Die Verbraucherzentrale Brandenburg hält ein solches Vorgehen für unzulässig und klagte. Das LG Berlin gab ihr Recht. Entsprechende Einschränkungen des Widerrufsrechts sehe das Gesetz nicht vor. So dürfe der Kunde die Ware vergleichbar wie im Ladengeschäft testen. Voraussetzung sei, dass er dabei sorgsam vorgehe und die Ware nicht beschädige oder verschmutze. Habe der Kunde, wie auf einer Kaffeefahrt, gar keine Möglichkeit, verschiedene Angebote zu prüfen und miteinander zu vergleichen, sei auch eine längere Testphase durchaus zulässig.

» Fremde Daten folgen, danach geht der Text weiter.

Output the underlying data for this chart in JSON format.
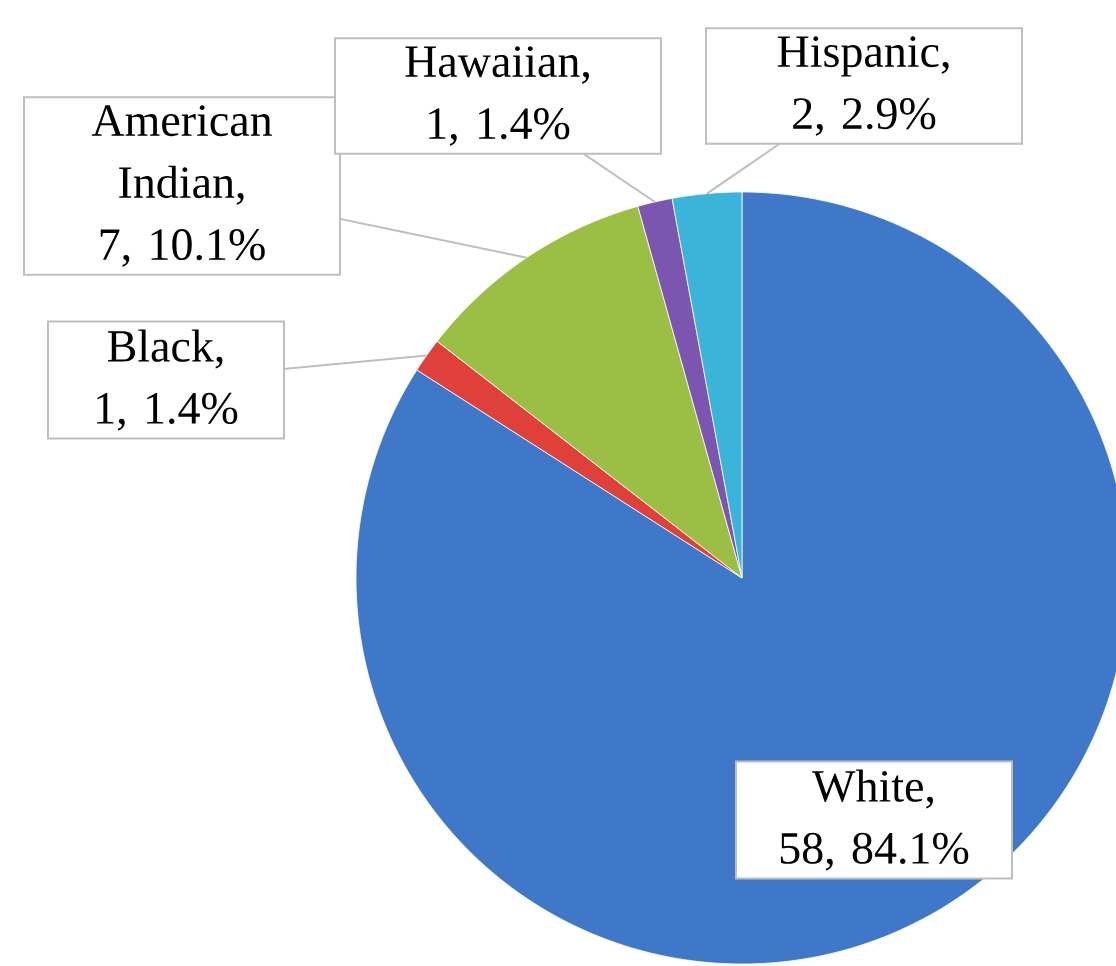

Zwar gebe es Verträge über Waren, die laut Gesetz aus Gründen des Gesundheitsschutzes oder der Hygiene nach dem Entfernen der Versiegelung nicht mehr widerrufen werden können, so das LG Berlin. Dazu könnten Kosmetika, Windeln und bestimmte medizinische Produkte gehören. Matratzen zählten aber eher nicht zu dieser Warengruppe. Außerdem hätte keine Versiegelung in Sinne des Gesetzes vorgelegen. Eine bloße Verpackung stelle keine Versiegelung dar. Denn eine solche müsse eindeutig als Versiegelung erkennbar sein. Zudem müsse der Händler, wenn ein Kunde bei bestimmten Produkten nach Siegelbruch sein Widerrufsrecht verliert, dazu deutlich informieren, sagte Sabine Fischer-Volk, Juristin bei der Verbraucherzentrale Brandenburg.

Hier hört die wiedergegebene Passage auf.